Talk to your healthcare provider or registered dietitian for more information about postpartum nutrition. Certified breastfeeding counselors can also help with nutrition advice while breastfeeding.

Help for new parents

Soon new and experienced parents realized that children needed a lot of work. Meeting the ongoing needs of the baby takes time and energy. It often pulls you away from other responsibilities at home.

You and your partner may do a good job on your own, but having someone else to help with household responsibilities in general makes it easy to adapt to a new child. You and your partner can focus on your and your child’s needs, rather than on dirty clothes or dishes.

Aides can be family, friends, or a paid home care provider.

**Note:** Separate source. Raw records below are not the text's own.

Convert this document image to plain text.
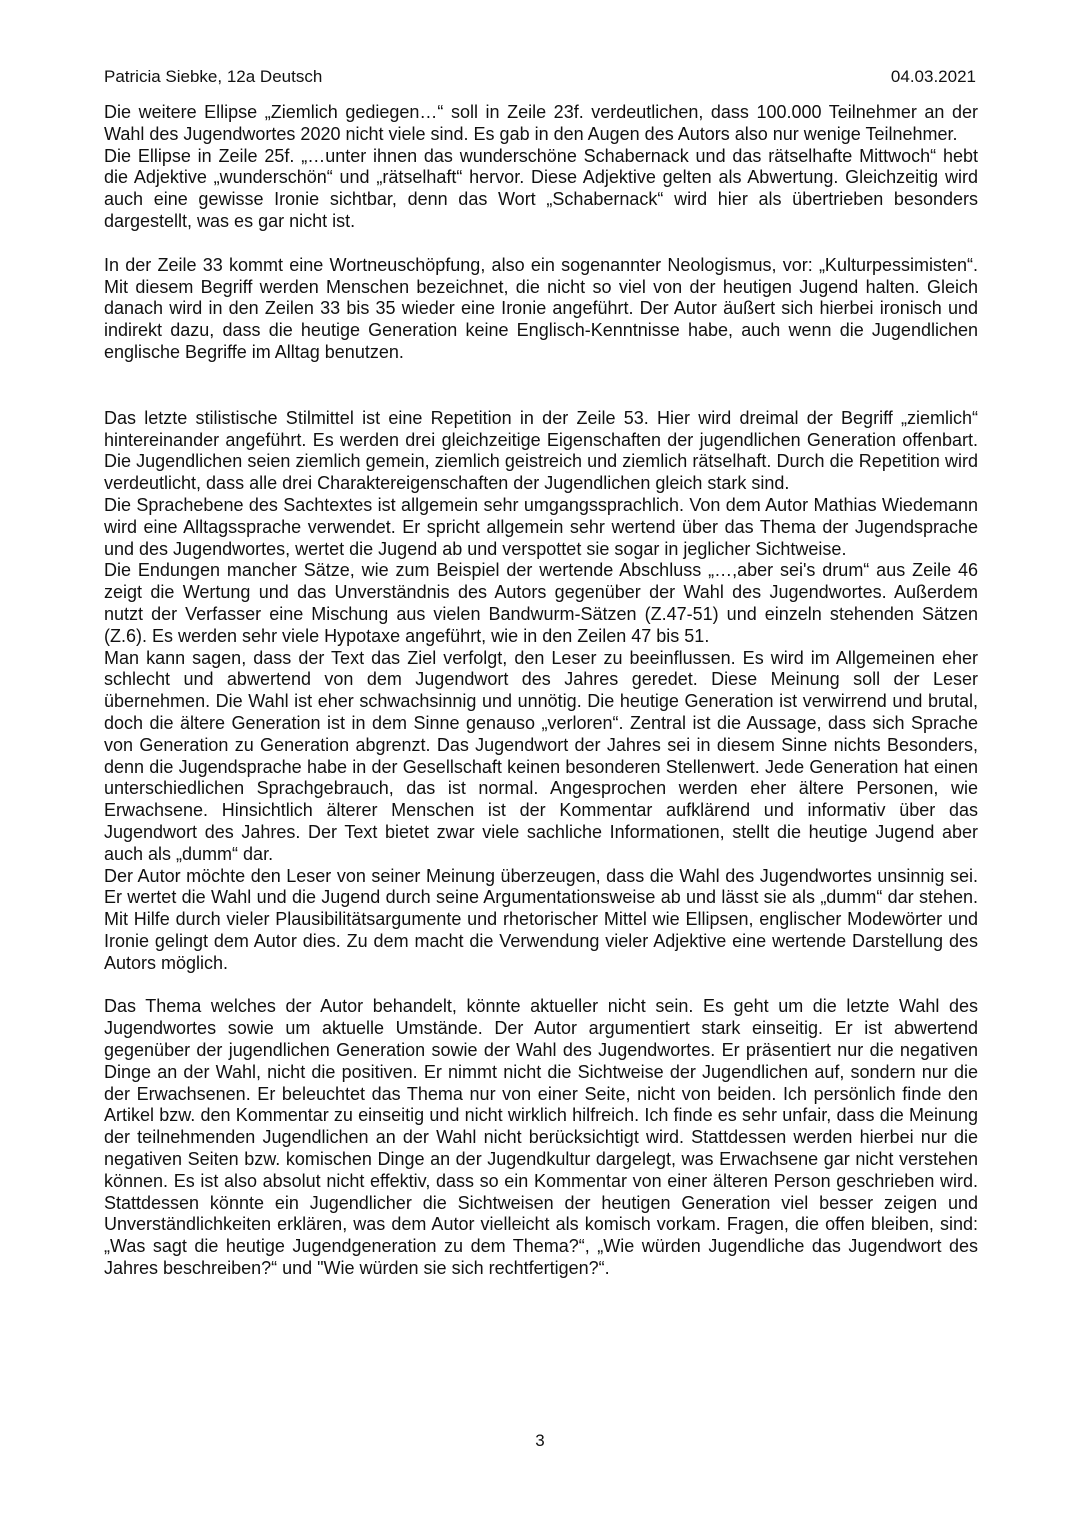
Patricia Siebke, 12a Deutsch	04.03.2021

Die weitere Ellipse „Ziemlich gediegen…“ soll in Zeile 23f. verdeutlichen, dass 100.000 Teilnehmer an der Wahl des Jugendwortes 2020 nicht viele sind. Es gab in den Augen des Autors also nur wenige Teilnehmer.

Die Ellipse in Zeile 25f. „…unter ihnen das wunderschöne Schabernack und das rätselhafte Mittwoch“ hebt die Adjektive „wunderschön“ und „rätselhaft“ hervor. Diese Adjektive gelten als Abwertung. Gleichzeitig wird auch eine gewisse Ironie sichtbar, denn das Wort „Schabernack“ wird hier als übertrieben besonders dargestellt, was es gar nicht ist.

In der Zeile 33 kommt eine Wortneuschöpfung, also ein sogenannter Neologismus, vor: „Kulturpessimisten“. Mit diesem Begriff werden Menschen bezeichnet, die nicht so viel von der heutigen Jugend halten. Gleich danach wird in den Zeilen 33 bis 35 wieder eine Ironie angeführt. Der Autor äußert sich hierbei ironisch und indirekt dazu, dass die heutige Generation keine Englisch-Kenntnisse habe, auch wenn die Jugendlichen englische Begriffe im Alltag benutzen.

Das letzte stilistische Stilmittel ist eine Repetition in der Zeile 53. Hier wird dreimal der Begriff „ziemlich“ hintereinander angeführt. Es werden drei gleichzeitige Eigenschaften der jugendlichen Generation offenbart. Die Jugendlichen seien ziemlich gemein, ziemlich geistreich und ziemlich rätselhaft. Durch die Repetition wird verdeutlicht, dass alle drei Charaktereigenschaften der Jugendlichen gleich stark sind.

Die Sprachebene des Sachtextes ist allgemein sehr umgangssprachlich. Von dem Autor Mathias Wiedemann wird eine Alltagssprache verwendet. Er spricht allgemein sehr wertend über das Thema der Jugendsprache und des Jugendwortes, wertet die Jugend ab und verspottet sie sogar in jeglicher Sichtweise.

Die Endungen mancher Sätze, wie zum Beispiel der wertende Abschluss „…,aber sei's drum“ aus Zeile 46 zeigt die Wertung und das Unverständnis des Autors gegenüber der Wahl des Jugendwortes. Außerdem nutzt der Verfasser eine Mischung aus vielen Bandwurm-Sätzen (Z.47-51) und einzeln stehenden Sätzen (Z.6). Es werden sehr viele Hypotaxe angeführt, wie in den Zeilen 47 bis 51.

Man kann sagen, dass der Text das Ziel verfolgt, den Leser zu beeinflussen. Es wird im Allgemeinen eher schlecht und abwertend von dem Jugendwort des Jahres geredet. Diese Meinung soll der Leser übernehmen. Die Wahl ist eher schwachsinnig und unnötig. Die heutige Generation ist verwirrend und brutal, doch die ältere Generation ist in dem Sinne genauso „verloren“. Zentral ist die Aussage, dass sich Sprache von Generation zu Generation abgrenzt. Das Jugendwort der Jahres sei in diesem Sinne nichts Besonders, denn die Jugendsprache habe in der Gesellschaft keinen besonderen Stellenwert. Jede Generation hat einen unterschiedlichen Sprachgebrauch, das ist normal. Angesprochen werden eher ältere Personen, wie Erwachsene. Hinsichtlich älterer Menschen ist der Kommentar aufklärend und informativ über das Jugendwort des Jahres. Der Text bietet zwar viele sachliche Informationen, stellt die heutige Jugend aber auch als „dumm“ dar.

Der Autor möchte den Leser von seiner Meinung überzeugen, dass die Wahl des Jugendwortes unsinnig sei. Er wertet die Wahl und die Jugend durch seine Argumentationsweise ab und lässt sie als „dumm“ dar stehen. Mit Hilfe durch vieler Plausibilitätsargumente und rhetorischer Mittel wie Ellipsen, englischer Modewörter und Ironie gelingt dem Autor dies. Zu dem macht die Verwendung vieler Adjektive eine wertende Darstellung des Autors möglich.

Das Thema welches der Autor behandelt, könnte aktueller nicht sein. Es geht um die letzte Wahl des Jugendwortes sowie um aktuelle Umstände. Der Autor argumentiert stark einseitig. Er ist abwertend gegenüber der jugendlichen Generation sowie der Wahl des Jugendwortes. Er präsentiert nur die negativen Dinge an der Wahl, nicht die positiven. Er nimmt nicht die Sichtweise der Jugendlichen auf, sondern nur die der Erwachsenen. Er beleuchtet das Thema nur von einer Seite, nicht von beiden. Ich persönlich finde den Artikel bzw. den Kommentar zu einseitig und nicht wirklich hilfreich. Ich finde es sehr unfair, dass die Meinung der teilnehmenden Jugendlichen an der Wahl nicht berücksichtigt wird. Stattdessen werden hierbei nur die negativen Seiten bzw. komischen Dinge an der Jugendkultur dargelegt, was Erwachsene gar nicht verstehen können. Es ist also absolut nicht effektiv, dass so ein Kommentar von einer älteren Person geschrieben wird. Stattdessen könnte ein Jugendlicher die Sichtweisen der heutigen Generation viel besser zeigen und Unverständlichkeiten erklären, was dem Autor vielleicht als komisch vorkam. Fragen, die offen bleiben, sind: „Was sagt die heutige Jugendgeneration zu dem Thema?“, „Wie würden Jugendliche das Jugendwort des Jahres beschreiben?“ und "Wie würden sie sich rechtfertigen?“.

3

A family member, such as a child’s grandmother or his new aunt, may come for a few days or more. Home care providers offer a variety of services. This includes nursing care for the mother and new baby, and cleaning and caring for other children.

Whoever decides to help them, explain all the things you expect them to do. Communication is important to prevent hurt feelings or misunderstandings when emotions are fragile for the first few weeks. Have your helpers do household chores such as cooking, cleaning, washing, and shopping for food. This will help you take care of yourself and prevent you from setting time with your child.